The company has a long-standing policy of rewarding high-quality content, regardless of whether humans or machines produce it.

Above all, Google’s ranking systems aim to identify content that demonstrates expertise, experience, authoritativeness, and trustworthiness (E-E-A-T).

Google advises creators looking to succeed in search results to produce original, high-quality, people-first content that demonstrates E-E-A-T.

The company has updated its “Creating helpful, reliable, people-first content” help page with guidance on evaluating content in terms of “Who, How, and Why.”

Here’s how AI-generated content fits into Google’s approach to ranking high-quality content in search results.

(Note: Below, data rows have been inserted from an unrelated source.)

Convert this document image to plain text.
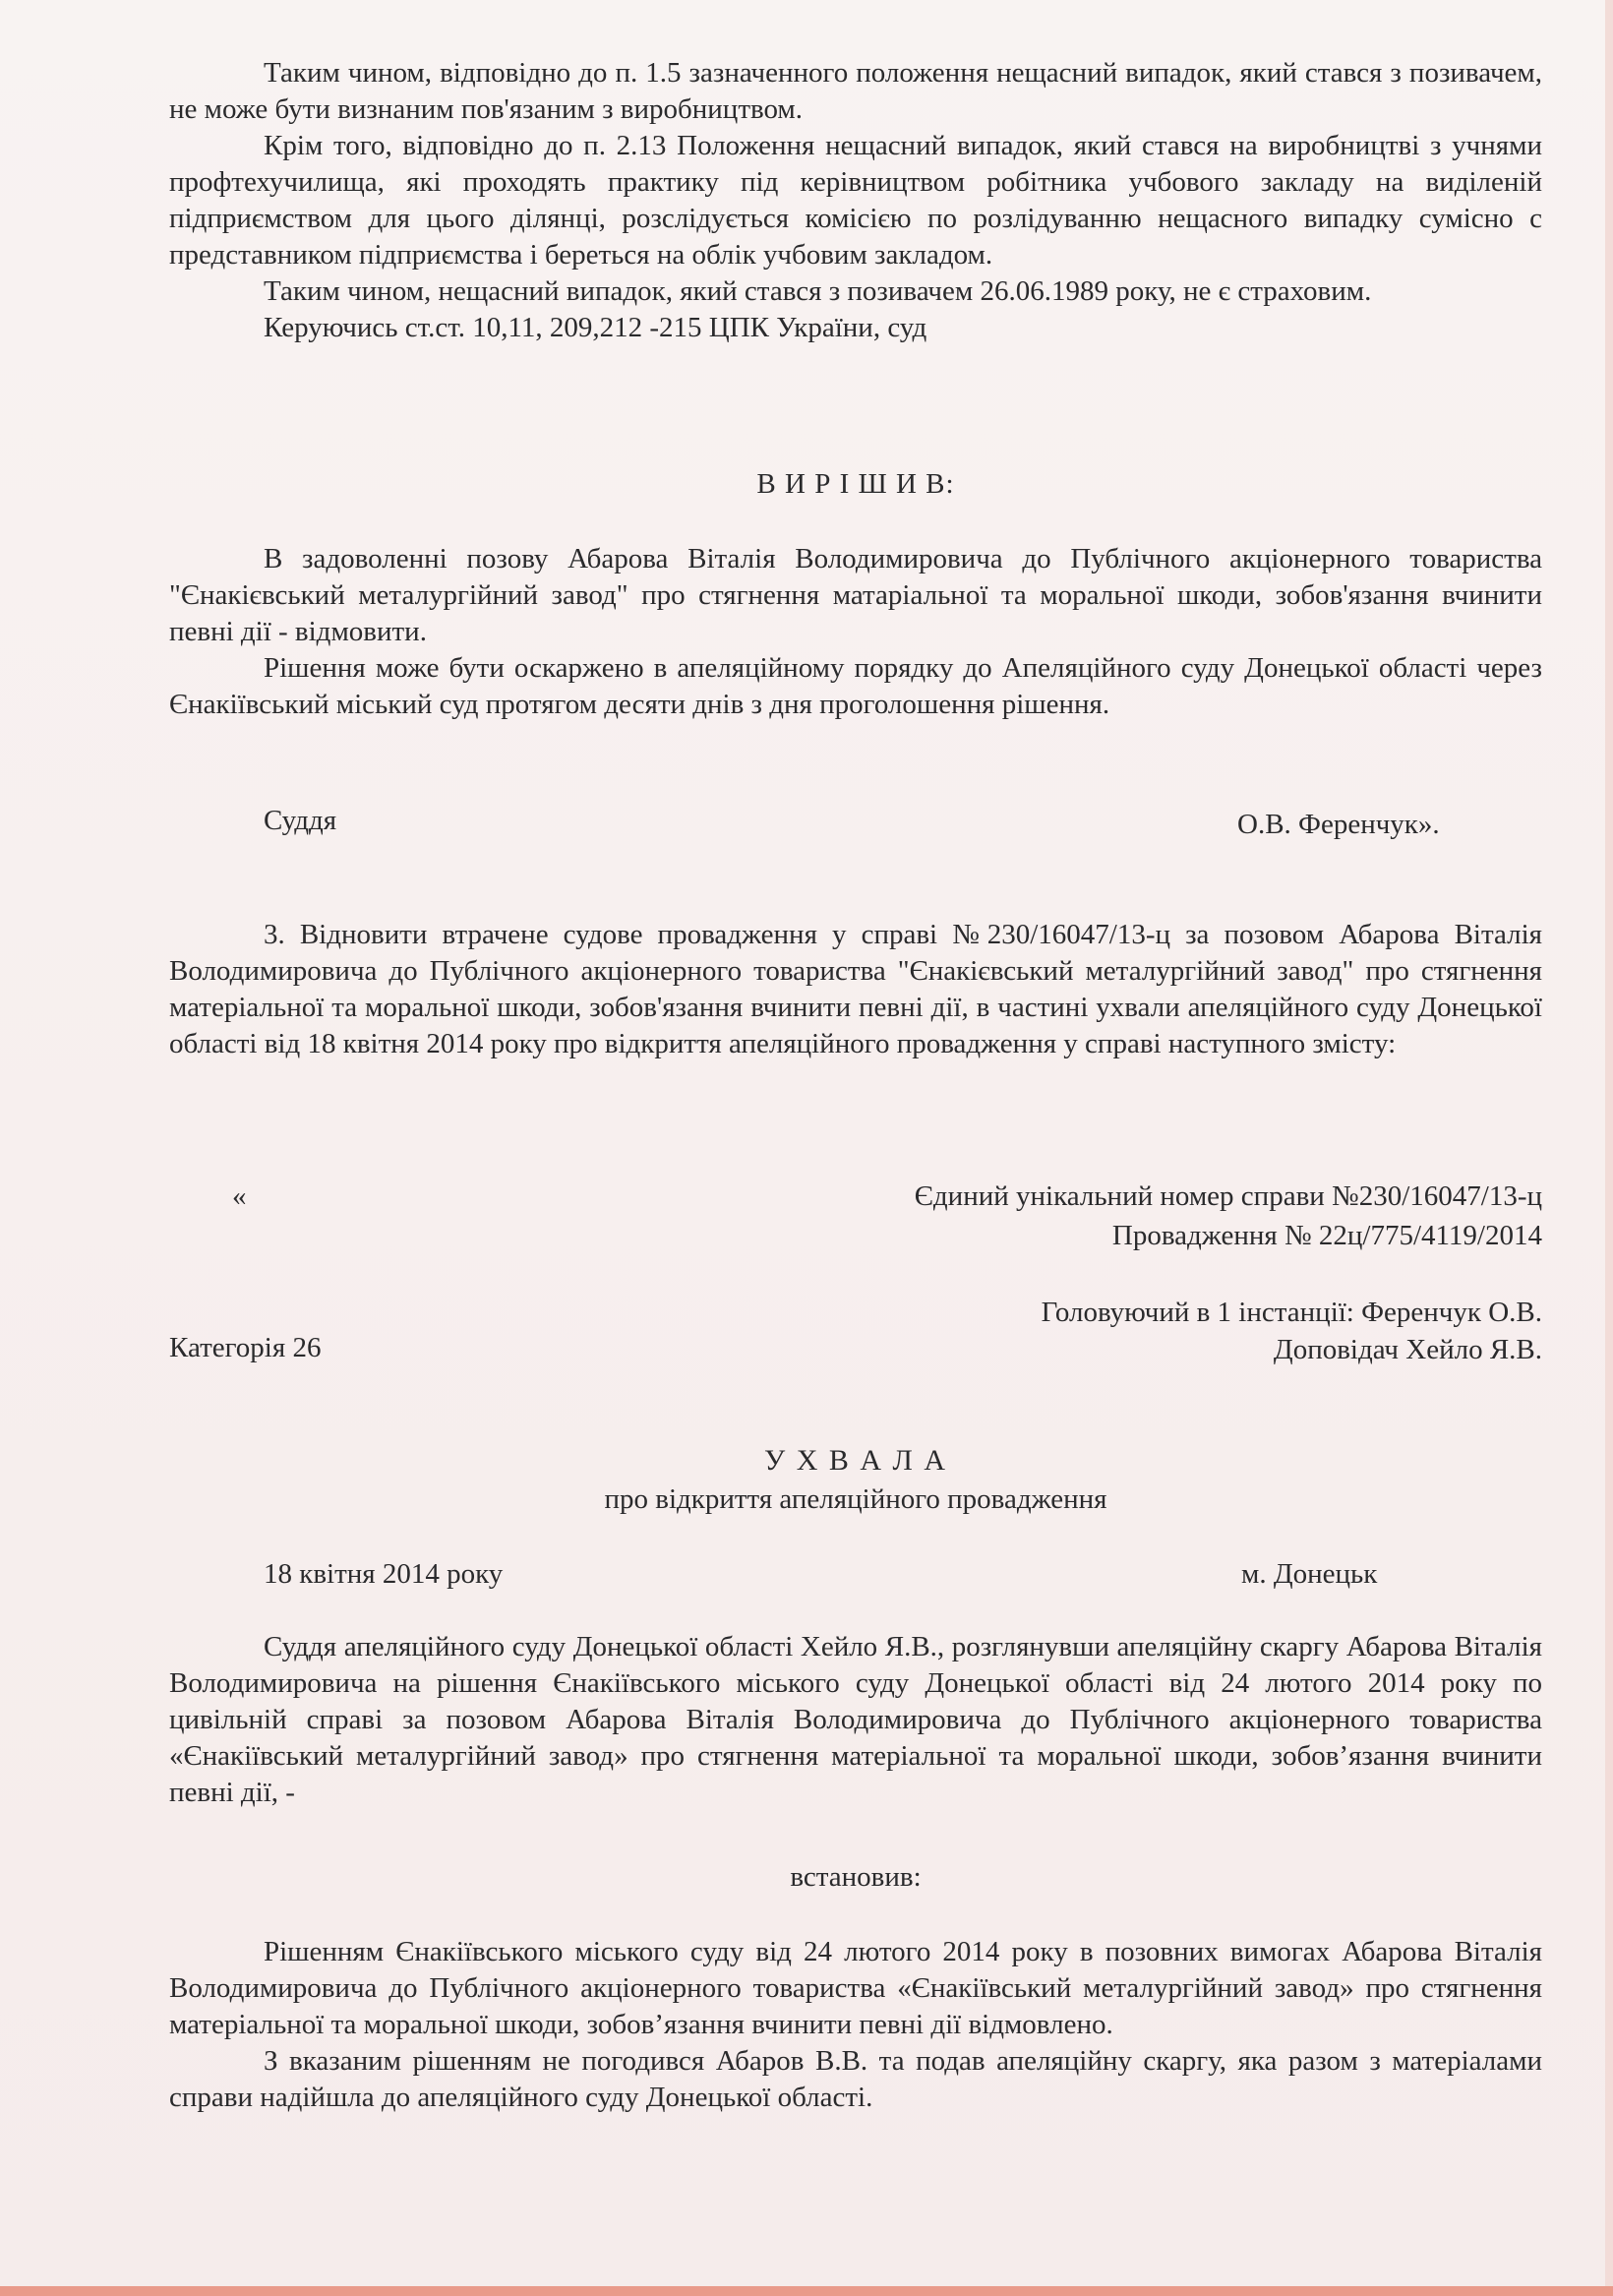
Таким чином, відповідно до п. 1.5 зазначенного положення нещасний випадок, який стався з позивачем, не може бути визнаним пов'язаним з виробництвом.

Крім того, відповідно до п. 2.13 Положення нещасний випадок, який стався на виробництві з учнями профтехучилища, які проходять практику під керівництвом робітника учбового закладу на виділеній підприємством для цього ділянці, розслідується комісією по розлідуванню нещасного випадку сумісно с представником підприємства і береться на облік учбовим закладом.

Таким чином, нещасний випадок, який стався з позивачем 26.06.1989 року, не є страховим.

Керуючись ст.ст. 10,11, 209,212 -215 ЦПК України, суд

В И Р І Ш И В:

В задоволенні позову Абарова Віталія Володимировича до Публічного акціонерного товариства "Єнакієвський металургійний завод" про стягнення матаріальної та моральної шкоди, зобов'язання вчинити певні дії - відмовити.

Рішення може бути оскаржено в апеляційному порядку до Апеляційного суду Донецької області через Єнакіївський міський суд протягом десяти днів з дня проголошення рішення.

Суддя	О.В. Ференчук».

3. Відновити втрачене судове провадження у справі №230/16047/13-ц за позовом Абарова Віталія Володимировича до Публічного акціонерного товариства "Єнакієвський металургійний завод" про стягнення матеріальної та моральної шкоди, зобов'язання вчинити певні дії, в частині ухвали апеляційного суду Донецької області від 18 квітня 2014 року про відкриття апеляційного провадження у справі наступного змісту:

«	Єдиний унікальний номер справи №230/16047/13-ц
Провадження № 22ц/775/4119/2014
Головуючий в 1 інстанції: Ференчук О.В.
Категорія 26	Доповідач Хейло Я.В.
У Х В А Л А
про відкриття апеляційного провадження
18 квітня 2014 року	м. Донецьк

Суддя апеляційного суду Донецької області Хейло Я.В., розглянувши апеляційну скаргу Абарова Віталія Володимировича на рішення Єнакіївського міського суду Донецької області від 24 лютого 2014 року по цивільній справі за позовом Абарова Віталія Володимировича до Публічного акціонерного товариства «Єнакіївський металургійний завод» про стягнення матеріальної та моральної шкоди, зобов’язання вчинити певні дії, -

встановив:

Рішенням Єнакіївського міського суду від 24 лютого 2014 року в позовних вимогах Абарова Віталія Володимировича до Публічного акціонерного товариства «Єнакіївський металургійний завод» про стягнення матеріальної та моральної шкоди, зобов’язання вчинити певні дії відмовлено.

З вказаним рішенням не погодився Абаров В.В. та подав апеляційну скаргу, яка разом з матеріалами справи надійшла до апеляційного суду Донецької області.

Quality Over Production Method

Focusing on the quality of content rather than the production method has been a cornerstone of Google’s approach to ranking search results for many years.

A decade ago, there were concerns about the rise in mass-produced human-generated content.

Rather than banning all human-generated content, Google improved its systems to reward quality content.

Google’s focus on rewarding quality content, regardless of production method, continues to this day through its ranking systems and helpful content system introduced last year.

Automation & AI-Generated Content

Using automation, including AI, to generate content with the primary purpose of manipulating ranking in search results violates Google’s spam policies.

Google’s spam-fighting efforts, including its SpamBrain system, will continue to combat such practices.

However, Google realizes not all use of automation and AI-generated content is spam.

For example, publishers automate helpful content such as sports scores, weather forecasts, and transcripts.

Google says it will continue to take a responsible approach toward AI-generated content while maintaining a high bar for information quality and helpfulness in search results.

Google’s Advice For Publishers

For creators considering AI-generated content, here’s what Google advises.

Google’s concept of E-E-A-T is outlined in the “Creating helpful, reliable, people-first content” help page, which has been updated with additional guidance.

The updated help page asks publishers to think about “Who, How, and Why” concerning how content is produced.

“Who” refers to the person who created the content, and it’s important to make this clear by providing a byline or background information about the author.

“How” relates to the method used to create the content, and it’s helpful to readers to know if automation or AI was involved. If AI was involved in the content production process, Google wants you to be transparent and explain why it was used.

“Why” refers to the purpose of creating content, which should be to help people rather than to manipulate search rankings.

Evaluating your content in this way, regardless of whether AI-generated or not, will help you stay in line with what Google’s systems reward.